This past year has been one of difficulty and newfound joys.
Difficulties have by and large been university related, along with the ways that university affects all other areas of my life. The lethargy of sitting so much as a student, the busy pace of city life, living in a cramped basement apartment with very little natural light, and not having the close knit strong christian community that I had in Muskoka, where people there did life together really well…. all of those things had a compounded impact on my overall health and personality this past year.
Joys have included biking all over the city, runs and walks on woodbine beach, making and also refinishing discarded furniture into something beautiful and practical. I refinished a table left on the curb that served well as our kitchen table. Nyima helped me make my own custom bed frame out of old barn boards, as well as several gorgeous shelves. I met Nyima while slacklining at a park, and we became fast friends and… yes, eventually more. We went on many adventures together and I discovered a man who it is so natural and easy to do life with. Someone I can work alongside, play with and who has the strength to make it through the tougher situations with me. I am blessed to have him in my life and excited to see where God leads us and our relationship.

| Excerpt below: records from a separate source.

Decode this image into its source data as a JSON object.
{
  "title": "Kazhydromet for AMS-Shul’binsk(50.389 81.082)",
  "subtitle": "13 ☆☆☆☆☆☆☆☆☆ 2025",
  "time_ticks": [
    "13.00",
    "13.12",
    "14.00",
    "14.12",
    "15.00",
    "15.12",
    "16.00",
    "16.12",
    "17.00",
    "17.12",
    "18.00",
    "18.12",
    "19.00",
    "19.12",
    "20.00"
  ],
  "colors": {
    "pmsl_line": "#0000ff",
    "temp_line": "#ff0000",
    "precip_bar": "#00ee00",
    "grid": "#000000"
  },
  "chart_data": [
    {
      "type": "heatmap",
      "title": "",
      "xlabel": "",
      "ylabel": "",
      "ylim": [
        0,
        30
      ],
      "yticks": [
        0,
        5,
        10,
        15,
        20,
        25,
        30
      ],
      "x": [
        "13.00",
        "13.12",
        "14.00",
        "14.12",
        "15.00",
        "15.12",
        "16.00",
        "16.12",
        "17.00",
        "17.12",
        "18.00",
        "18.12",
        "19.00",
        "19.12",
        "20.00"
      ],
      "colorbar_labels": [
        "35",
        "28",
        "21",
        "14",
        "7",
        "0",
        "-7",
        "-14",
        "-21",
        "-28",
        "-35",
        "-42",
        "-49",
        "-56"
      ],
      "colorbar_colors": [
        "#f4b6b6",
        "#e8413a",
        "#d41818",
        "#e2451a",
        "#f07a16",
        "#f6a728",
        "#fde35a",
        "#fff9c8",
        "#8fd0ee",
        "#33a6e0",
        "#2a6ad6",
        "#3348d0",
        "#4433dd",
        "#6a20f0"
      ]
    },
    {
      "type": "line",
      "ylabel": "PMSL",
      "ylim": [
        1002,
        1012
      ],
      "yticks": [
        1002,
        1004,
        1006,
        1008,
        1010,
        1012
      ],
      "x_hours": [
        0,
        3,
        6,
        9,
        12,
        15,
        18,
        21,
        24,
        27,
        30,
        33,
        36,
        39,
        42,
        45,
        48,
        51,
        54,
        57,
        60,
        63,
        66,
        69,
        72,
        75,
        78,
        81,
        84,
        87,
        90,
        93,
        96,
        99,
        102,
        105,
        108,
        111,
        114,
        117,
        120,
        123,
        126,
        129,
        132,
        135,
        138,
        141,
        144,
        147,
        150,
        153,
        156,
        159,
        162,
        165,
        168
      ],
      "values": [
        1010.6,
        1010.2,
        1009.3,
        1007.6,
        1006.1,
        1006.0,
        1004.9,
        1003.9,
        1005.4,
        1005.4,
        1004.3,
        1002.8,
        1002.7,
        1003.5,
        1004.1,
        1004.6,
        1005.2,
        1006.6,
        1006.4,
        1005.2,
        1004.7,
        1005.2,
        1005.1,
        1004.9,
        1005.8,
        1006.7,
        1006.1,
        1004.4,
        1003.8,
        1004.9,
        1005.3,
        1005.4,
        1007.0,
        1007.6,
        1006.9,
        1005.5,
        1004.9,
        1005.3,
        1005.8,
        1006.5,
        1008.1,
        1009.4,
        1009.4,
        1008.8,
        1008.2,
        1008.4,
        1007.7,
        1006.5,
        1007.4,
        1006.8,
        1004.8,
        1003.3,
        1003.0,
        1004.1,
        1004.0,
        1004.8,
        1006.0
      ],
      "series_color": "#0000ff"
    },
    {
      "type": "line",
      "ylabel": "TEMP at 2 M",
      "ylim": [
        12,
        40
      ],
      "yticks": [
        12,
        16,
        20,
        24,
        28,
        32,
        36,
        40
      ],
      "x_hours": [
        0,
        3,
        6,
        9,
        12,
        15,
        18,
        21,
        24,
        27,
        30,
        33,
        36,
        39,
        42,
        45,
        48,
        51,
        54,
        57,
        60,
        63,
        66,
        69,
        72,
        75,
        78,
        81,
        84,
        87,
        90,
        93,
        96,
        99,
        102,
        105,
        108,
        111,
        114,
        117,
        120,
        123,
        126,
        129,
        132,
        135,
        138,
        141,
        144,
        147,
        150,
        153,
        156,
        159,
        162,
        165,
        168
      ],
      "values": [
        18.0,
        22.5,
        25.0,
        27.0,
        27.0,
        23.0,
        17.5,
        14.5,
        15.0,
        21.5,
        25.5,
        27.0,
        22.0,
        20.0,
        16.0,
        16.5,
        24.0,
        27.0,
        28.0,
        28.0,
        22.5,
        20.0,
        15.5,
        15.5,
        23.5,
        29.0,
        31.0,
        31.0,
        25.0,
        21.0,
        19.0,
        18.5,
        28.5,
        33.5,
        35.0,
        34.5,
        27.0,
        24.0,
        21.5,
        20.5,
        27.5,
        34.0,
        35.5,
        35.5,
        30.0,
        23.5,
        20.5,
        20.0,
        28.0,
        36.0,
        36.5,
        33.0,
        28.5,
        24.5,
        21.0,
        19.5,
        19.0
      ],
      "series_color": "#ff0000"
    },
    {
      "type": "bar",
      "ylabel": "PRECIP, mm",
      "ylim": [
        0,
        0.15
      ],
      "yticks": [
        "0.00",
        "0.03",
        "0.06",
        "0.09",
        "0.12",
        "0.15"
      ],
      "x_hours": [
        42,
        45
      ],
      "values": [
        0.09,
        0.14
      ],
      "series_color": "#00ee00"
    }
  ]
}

This past fall, while in my third year at Ryerson, I developed a gluten and dairy intolerance. It was during my most difficult and stressful semester at school, and I believe the combination of excess stress, not eating as clean and healthy as I normally did, and not getting enough exercise or space to care for my spiritual and emotional needs…. it all contributed to my gut health being compromised. Having never had any food allergies in my life, this was a tough one to come to terms with and navigate, as I have had to drastically change my diet eating habits. I know many people reading this can probably relate. We often take our health for granted until it is suddenly no longer 100%!
I came out to work at the lumber mill in Fort St James, BC. Apollo Forest Products. This is actually the village I was born in, and it hasn’t changed much since my childhood. It is the one place from my childhood that I have to go back to, and it has been a neat experience, returning to my literal roots where my mother and sister have also moved back to. I lived with and was able to be a support to my elderly grandparents with limited mobility and who really needed the extra help of a young strong person around their house and property. They were gracious enough to share their car with me so I could get to work and back. When I wasn’t cooking, cleaning or doing gardening and yard work, I had the joy of hiking up the mountain alone, building a shelter, swimming and getting some fishing in. Lots of my free time was spent alone, or around my grandparents. Not easy by any means, but a nice change of pace from living in Toronto. I realized that I desperately needed to be out in the wilderness and to breathe fresh mountain air. That is until the forest fires started raining down ash and blanketing our village in smoke!
My family, along with most of the Fort St James residents, evacuated over the last few days. It meant losing my last two weeks of work in the mill, which is a significant financial hit I was not expecting, but I know that God will provide for me regardless. I booked a new flight so that I can head back to Toronto earlier, which will be a blessing because I will have a whole week to pack up my apartment, instead of just 1 day, as was the previous plan! Here I sit in smokey Prince George, a registered evacuee, safely away from the harm of an unconfined and uncontrollable wildfire, and changing my plans as circumstances beyond my control unfold.
From September onwards my plan is uncertain. I am taking a break from university to focus on getting my health back in every dimension of my being. While I found 15% of what I learned at university valuable, a lot of it was a waste of my mind, time, money and energy. It also was not worth the toll it took on my emotional, mental, physical and spiritual health. I decided that I need to get back to doing the things that bring me life, so that I am living fully alive and as the woman God made me to be. Only then can I pour into others the gifts and love God has poured out onto me. This break and focus on recovering my health involves minimizing stress as much as possible. Part of this means moving out of Toronto for a season and back to Muskoka, Ontario.
IRELAND, here I come! Part of becoming “me” again involves feeding the adventurous travel loving side that has always wanted to visit Ireland and discover the heritage of my Doyle clan, of which I am 1/4 Irish. It would be amazing if I could meet some of my distantly related Doyle relatives! In October I go for 13 days. I have my flight booked and a car rental reserved and I am so excited for this solo road trip in a foreign land. I’ve waited for 10 years to do this trip, always hoping to find someone to go with me, and I finally decided that I am done waiting. I enjoy my own company enough to go alone, make new friends along the way, and sit in the company of strangers with beautiful accents.
My return will involve me finding work that hopefully involves using my giftings and doing something that is life giving. I will also need to figure out my living situation in Muskoka. There are a lot of uncertainties, but I feel total peace because my trust is in the one who has always guided my steps, protected me, provided for me, and led me to meet some of the most beautiful people and life long friends. My trust is in the most trustworthy person in existence, and I feel so safe knowing that my life is in God’s hands, and His hands alone.